A local Americorps volunteer working with the Red Cross returned recently from aiding victims of April’s devastating tornados in Alabama, following a career path inspired while she was a student at La Cañada High School.
Jennifer Lazo, 24, helped coordinate emergency outreach and relief efforts throughout northeastern Alabama for two weeks following the April 27 storms, which that leveled neighborhoods and claimed more than 200 lives.
She worked to provide ready-to-eat meals and services referrals at various relief centers and also canvassed neighborhoods to identify victims’ needs.
“Sometimes they were just sitting on a chair that they pulled out of a pile of rubble that was what remained of their houses,” said Lazo. “You couldn’t always identify exactly where you were at any given time, because everything was blown away. You might be at a house, but it could be 500 feet from where it was before.”
A member of the LCHS Class of 2005, Lazo became interested in emergency response work after participating in the school’s longstanding Institutes for the 21st Century program, in which groups of students meet once a week after school with professional volunteers who mentor them in abouttheir evolving disciplines.
Topics for the program, which also coordinates student internships, have included business, astronomy, cancer research, ecology, law, government and the arts, said program coordinator Sally Spangler, the school’s college counselor.
Lazo’s Institutes mentor in the disaster response field was former La Cañada Flintridge Emergency Services Coordinator Andrew Pachon.
The experience led Lazo to work for the Fire Safety and Emergency Planning Office at USC while she was a student there, and after graduation she took night classes to become certified as an emergency medical technician (EMT) before joining Americorps in August 2009.
Americorps, a federal volunteer service program, assigned Lazo to work at the San Gabriel Pomona Valley Chapter of the Red Cross, which currently has two volunteer responders working in Joplin, Mo., following the deadly tornado that struck there on May 22.
“Jennifer was a focused student and very compassionate.
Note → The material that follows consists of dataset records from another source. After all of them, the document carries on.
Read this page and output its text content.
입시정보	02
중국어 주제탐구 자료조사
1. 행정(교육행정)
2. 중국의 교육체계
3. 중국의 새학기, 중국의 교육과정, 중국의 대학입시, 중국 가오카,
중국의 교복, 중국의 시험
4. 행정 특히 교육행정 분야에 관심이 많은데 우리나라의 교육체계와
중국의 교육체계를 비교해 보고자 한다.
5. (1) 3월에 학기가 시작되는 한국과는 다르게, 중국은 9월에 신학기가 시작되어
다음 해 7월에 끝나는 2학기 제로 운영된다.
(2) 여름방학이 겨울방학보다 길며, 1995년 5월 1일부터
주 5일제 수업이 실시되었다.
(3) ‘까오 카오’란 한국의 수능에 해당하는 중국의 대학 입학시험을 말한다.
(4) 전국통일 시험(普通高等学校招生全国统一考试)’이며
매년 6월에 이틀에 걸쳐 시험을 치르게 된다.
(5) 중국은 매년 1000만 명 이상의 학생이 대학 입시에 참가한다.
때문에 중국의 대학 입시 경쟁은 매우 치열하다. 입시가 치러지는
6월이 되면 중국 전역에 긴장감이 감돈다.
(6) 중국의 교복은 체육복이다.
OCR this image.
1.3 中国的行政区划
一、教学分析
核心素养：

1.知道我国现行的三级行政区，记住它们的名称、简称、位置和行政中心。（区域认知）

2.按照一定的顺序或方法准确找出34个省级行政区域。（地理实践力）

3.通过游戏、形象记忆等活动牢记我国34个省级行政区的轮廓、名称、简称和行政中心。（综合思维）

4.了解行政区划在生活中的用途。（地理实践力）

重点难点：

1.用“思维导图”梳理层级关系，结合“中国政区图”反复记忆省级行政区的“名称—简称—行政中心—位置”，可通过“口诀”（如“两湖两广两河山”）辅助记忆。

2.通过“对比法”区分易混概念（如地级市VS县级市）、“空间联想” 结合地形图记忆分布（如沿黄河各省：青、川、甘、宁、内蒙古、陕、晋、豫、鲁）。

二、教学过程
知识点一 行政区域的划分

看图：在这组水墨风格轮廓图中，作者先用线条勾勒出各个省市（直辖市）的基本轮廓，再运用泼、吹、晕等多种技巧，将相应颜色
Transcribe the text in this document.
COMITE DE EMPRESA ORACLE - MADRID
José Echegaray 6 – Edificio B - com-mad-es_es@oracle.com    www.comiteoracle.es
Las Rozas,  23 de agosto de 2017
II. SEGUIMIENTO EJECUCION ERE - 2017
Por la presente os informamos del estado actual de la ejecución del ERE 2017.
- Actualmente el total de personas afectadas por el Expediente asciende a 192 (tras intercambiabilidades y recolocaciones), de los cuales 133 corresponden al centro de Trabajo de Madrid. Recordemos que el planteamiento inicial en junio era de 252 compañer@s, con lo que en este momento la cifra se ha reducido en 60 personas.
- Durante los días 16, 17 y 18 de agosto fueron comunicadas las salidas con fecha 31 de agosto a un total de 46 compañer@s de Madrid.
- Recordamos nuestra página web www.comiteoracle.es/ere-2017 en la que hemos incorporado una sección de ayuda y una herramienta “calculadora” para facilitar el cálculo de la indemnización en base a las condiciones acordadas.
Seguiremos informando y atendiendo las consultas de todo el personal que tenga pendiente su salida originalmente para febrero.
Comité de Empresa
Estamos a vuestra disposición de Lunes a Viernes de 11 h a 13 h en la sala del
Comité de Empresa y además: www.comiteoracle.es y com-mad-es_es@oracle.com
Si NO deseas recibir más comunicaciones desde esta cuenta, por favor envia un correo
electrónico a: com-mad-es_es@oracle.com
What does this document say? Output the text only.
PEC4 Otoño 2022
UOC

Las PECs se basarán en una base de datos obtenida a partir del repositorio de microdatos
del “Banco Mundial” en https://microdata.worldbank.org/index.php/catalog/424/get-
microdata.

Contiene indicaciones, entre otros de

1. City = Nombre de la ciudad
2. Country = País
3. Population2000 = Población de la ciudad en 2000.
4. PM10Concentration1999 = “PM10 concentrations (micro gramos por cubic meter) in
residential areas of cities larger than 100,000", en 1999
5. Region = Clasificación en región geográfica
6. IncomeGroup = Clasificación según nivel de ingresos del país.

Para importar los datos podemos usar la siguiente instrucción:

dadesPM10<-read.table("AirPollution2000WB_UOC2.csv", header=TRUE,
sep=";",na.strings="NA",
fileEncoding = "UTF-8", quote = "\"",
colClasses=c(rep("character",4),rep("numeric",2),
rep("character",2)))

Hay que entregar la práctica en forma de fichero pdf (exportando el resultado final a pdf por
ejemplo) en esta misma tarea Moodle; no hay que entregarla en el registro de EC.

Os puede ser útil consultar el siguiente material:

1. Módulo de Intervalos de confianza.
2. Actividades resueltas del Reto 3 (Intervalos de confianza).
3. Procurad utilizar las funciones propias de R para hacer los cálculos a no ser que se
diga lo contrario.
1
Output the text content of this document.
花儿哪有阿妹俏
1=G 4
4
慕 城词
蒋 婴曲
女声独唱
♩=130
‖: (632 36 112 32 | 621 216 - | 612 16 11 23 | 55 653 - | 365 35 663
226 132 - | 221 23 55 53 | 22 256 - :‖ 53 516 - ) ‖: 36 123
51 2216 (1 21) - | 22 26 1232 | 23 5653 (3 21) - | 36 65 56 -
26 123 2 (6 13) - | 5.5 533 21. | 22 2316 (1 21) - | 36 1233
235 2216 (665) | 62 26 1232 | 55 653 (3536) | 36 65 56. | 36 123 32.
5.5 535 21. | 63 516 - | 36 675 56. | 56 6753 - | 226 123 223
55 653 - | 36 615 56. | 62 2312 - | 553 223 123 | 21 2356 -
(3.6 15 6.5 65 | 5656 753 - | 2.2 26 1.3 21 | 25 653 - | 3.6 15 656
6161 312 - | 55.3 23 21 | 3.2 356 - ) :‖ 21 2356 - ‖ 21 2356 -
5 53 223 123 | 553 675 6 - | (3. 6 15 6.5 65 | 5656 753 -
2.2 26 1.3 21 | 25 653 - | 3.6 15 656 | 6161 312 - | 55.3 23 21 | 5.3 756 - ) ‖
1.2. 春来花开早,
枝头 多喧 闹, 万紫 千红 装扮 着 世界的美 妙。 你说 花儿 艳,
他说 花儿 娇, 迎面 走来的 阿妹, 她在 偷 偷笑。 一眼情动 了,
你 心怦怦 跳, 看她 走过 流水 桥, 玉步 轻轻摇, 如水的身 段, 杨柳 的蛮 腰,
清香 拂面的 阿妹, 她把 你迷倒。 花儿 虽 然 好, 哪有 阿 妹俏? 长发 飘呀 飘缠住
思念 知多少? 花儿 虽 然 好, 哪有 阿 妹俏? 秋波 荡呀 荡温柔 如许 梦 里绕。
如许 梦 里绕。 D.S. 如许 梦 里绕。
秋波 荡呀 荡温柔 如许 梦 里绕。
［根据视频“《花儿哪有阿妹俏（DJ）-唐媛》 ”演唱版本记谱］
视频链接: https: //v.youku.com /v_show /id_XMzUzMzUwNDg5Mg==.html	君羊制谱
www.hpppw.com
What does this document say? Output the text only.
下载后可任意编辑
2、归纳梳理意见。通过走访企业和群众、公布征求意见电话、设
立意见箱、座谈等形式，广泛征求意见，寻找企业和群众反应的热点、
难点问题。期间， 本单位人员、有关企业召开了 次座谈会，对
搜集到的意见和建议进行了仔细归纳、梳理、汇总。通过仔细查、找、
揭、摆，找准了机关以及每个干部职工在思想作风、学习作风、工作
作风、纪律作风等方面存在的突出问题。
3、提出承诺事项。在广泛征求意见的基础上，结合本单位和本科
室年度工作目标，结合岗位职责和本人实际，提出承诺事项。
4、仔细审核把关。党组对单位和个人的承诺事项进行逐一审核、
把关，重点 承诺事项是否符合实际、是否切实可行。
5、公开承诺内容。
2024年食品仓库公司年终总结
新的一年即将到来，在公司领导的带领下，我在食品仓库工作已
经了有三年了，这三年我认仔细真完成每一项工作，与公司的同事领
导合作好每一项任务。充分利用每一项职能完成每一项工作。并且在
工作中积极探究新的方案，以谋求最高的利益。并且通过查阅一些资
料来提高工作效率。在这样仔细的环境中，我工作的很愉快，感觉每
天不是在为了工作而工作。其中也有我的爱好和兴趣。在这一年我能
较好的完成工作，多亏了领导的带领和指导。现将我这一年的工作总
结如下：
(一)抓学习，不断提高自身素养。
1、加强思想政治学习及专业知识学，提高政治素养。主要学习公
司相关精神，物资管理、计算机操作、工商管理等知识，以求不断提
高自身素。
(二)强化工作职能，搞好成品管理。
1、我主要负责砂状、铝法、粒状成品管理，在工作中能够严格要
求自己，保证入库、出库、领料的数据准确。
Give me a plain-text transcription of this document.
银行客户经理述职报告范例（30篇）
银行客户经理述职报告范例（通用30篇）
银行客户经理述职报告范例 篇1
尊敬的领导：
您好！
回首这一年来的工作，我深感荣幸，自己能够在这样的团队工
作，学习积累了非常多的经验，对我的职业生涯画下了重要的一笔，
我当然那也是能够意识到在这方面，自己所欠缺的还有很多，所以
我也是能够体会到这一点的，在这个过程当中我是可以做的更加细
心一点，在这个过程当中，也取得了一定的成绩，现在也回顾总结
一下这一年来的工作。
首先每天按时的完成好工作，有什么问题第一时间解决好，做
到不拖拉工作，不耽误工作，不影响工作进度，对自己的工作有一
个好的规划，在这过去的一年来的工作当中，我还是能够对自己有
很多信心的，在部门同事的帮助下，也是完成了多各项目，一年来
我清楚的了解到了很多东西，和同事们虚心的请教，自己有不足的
It warms my heart to hear [her work] sprouted out of her experience in the Institutes for the 21st Century,” said Spangler.
Long after the Alabama tornadoes dissipated, victims remained in need of food, medicine and other survival basics while facing the threat of new injuries occuring as they while sift through the rubble.
Lazo recalled tending to a man in Guntersville, Ala., who had broken his wrist while surveying damage around his home and would not have received treatment without the Red Cross.
But for many of those left without electricity and phone service after disaster struck, it seemed to Lazo that just a few minutes of conversation brought some relief.
Along a completely leveled street outside Lake Neely Henry, near Gadsden, Lazo encountered an elderly man who told her that his adult son had narrowly survived the total destruction of his home by hiding in a basement and then had walked or crawled barefoot through a half-mile of rubble to check on him.
“When I said I was from California, they were astonished that someone from outside their state knew what was going on. Some of them didn’t even know about [the widespread destruction in] Tuscaloosa. They were definitely in shock,” said Lazo. “A lot of it was just talking to people. They desperately wanted to tell their stories, and giving them an outlet to do that was one of the most important things I could do there.”